Image: Milkmaid, possibly St Brigid, milking a cow (2012) by Simon Crook. Creative Commons Attribution-Share Alike 4.0 International.
I love Wallace and Gromit. I also love cheese. (“I’m just crackers about cheese!”) Once upon a time, before we had kids, my husband and I ventured into the middle of deepest, darkest Houston, Texas, to visit a very large specialty wine and cheese shop. There was a whole aisle just for chocolate, another whole aisle just for olive oil, and a locked display cabinet of very expensive caviar, but what made my day was that as I gazed droolingly into the cheese case, which seemed to be about as long as a city block, what should I see but Wallace and Gromit gazing right back at me. Their image was on the wrapper of a Wensleydale cheese! Imagine my delight. Of course, I bought it and brought it home, shared it with extended family, and bestowed the wrapper upon my father, who took it to his place of employment and pinned it up on the notice-board. For all I know, Wallace and Gromit are there still, twentyish years later, blessing everyone who sees them.
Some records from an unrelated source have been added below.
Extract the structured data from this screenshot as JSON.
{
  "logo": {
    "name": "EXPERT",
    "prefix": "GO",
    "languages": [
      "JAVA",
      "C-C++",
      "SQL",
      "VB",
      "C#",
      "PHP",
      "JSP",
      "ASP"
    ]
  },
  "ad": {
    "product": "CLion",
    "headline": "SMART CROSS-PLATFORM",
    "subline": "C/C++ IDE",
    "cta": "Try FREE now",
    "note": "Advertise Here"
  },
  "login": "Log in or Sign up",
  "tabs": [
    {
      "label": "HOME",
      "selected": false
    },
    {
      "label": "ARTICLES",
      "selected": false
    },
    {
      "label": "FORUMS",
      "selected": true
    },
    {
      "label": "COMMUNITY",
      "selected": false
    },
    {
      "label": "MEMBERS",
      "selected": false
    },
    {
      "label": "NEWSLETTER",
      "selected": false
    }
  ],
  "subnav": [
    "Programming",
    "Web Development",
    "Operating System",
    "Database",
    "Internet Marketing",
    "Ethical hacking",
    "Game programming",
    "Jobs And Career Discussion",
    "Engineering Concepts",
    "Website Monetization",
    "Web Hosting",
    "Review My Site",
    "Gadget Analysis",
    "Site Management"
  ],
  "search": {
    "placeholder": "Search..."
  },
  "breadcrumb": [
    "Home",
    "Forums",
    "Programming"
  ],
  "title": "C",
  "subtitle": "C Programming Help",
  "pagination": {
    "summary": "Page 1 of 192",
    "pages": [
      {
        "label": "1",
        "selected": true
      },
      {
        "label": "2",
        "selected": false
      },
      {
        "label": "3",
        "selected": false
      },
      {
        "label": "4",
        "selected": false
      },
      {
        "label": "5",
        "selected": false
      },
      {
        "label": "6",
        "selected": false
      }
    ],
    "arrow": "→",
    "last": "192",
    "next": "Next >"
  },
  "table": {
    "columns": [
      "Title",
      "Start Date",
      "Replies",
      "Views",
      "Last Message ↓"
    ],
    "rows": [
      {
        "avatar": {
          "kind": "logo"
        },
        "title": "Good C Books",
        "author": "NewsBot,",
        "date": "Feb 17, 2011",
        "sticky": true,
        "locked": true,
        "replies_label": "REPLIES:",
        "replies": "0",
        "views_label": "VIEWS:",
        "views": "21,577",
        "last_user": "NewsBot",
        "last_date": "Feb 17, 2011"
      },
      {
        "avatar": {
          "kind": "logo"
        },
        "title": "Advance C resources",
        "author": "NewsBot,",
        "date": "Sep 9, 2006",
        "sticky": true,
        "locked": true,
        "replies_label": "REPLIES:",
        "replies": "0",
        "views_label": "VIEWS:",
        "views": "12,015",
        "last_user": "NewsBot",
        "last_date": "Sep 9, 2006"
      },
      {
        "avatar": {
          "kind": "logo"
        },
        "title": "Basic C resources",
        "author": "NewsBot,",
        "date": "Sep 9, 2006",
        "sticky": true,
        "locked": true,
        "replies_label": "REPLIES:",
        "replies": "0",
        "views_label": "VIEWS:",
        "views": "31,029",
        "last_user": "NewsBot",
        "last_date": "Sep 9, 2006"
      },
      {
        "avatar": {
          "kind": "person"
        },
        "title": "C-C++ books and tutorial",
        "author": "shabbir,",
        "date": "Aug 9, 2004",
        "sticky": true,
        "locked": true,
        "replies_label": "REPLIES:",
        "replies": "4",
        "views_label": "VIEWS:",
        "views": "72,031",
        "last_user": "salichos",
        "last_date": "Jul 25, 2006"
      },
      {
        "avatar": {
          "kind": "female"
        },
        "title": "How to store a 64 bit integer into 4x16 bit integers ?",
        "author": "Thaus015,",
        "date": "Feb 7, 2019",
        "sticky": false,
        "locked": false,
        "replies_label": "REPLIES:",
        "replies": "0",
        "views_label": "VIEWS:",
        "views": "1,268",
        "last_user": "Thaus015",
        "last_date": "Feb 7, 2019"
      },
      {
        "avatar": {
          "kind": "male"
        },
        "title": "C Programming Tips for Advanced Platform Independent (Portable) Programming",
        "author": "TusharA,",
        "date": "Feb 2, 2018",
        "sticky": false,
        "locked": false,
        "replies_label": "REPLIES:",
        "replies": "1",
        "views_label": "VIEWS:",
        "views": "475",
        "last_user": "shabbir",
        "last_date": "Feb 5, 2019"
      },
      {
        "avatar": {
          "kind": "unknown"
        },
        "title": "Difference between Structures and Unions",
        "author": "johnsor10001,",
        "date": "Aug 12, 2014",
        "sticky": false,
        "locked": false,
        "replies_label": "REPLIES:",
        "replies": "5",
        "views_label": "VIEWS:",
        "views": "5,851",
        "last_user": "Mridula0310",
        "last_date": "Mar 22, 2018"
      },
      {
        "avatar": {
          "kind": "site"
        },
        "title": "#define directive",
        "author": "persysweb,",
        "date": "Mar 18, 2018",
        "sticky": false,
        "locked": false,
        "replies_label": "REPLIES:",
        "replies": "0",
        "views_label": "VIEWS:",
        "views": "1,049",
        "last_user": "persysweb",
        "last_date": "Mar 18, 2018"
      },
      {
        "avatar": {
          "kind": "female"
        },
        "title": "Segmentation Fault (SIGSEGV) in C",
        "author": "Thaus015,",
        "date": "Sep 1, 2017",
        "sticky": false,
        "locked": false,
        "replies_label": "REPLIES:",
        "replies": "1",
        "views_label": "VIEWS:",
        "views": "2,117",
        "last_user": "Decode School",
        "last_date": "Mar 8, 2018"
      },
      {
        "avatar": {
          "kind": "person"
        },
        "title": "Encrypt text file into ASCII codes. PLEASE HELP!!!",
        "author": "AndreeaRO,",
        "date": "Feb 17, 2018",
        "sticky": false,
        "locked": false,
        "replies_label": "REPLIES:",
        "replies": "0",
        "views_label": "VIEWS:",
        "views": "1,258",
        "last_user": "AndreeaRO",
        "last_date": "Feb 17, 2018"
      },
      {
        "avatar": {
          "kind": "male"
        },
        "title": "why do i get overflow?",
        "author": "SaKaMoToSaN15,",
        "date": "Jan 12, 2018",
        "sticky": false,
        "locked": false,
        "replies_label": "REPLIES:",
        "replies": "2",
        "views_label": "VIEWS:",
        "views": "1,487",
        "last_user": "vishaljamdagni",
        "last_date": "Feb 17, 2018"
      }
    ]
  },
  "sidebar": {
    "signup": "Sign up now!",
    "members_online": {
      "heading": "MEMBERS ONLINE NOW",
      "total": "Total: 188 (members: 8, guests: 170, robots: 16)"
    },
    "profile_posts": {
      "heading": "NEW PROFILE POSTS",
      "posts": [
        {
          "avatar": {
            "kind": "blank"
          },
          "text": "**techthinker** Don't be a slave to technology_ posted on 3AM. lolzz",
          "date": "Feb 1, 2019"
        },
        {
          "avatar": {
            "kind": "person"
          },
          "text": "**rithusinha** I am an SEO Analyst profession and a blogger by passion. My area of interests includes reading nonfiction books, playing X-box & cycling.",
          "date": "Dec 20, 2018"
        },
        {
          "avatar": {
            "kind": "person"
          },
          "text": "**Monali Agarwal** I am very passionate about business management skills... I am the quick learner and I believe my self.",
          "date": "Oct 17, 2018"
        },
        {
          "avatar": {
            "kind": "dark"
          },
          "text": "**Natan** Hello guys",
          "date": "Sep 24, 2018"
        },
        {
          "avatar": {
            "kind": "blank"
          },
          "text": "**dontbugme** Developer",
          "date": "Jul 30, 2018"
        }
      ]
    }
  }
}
Now, my children love Wallace and Gromit, too. There is something sacred about being able to pass down to one’s children one’s favorite bits and pieces of life. I feel the need to find some Wensleydale and share that with them next.
Thank you for the essay.
I grew up and have lived in the suburbs. The analogous "cheese" of the suburbs is Velveeta. It isn't even cheese but rather "cheese food." If you've ever tasted Velveeta, you've tasted the American suburbs. Either that, or the powdered cheese packets of Kraft macaroni and cheese.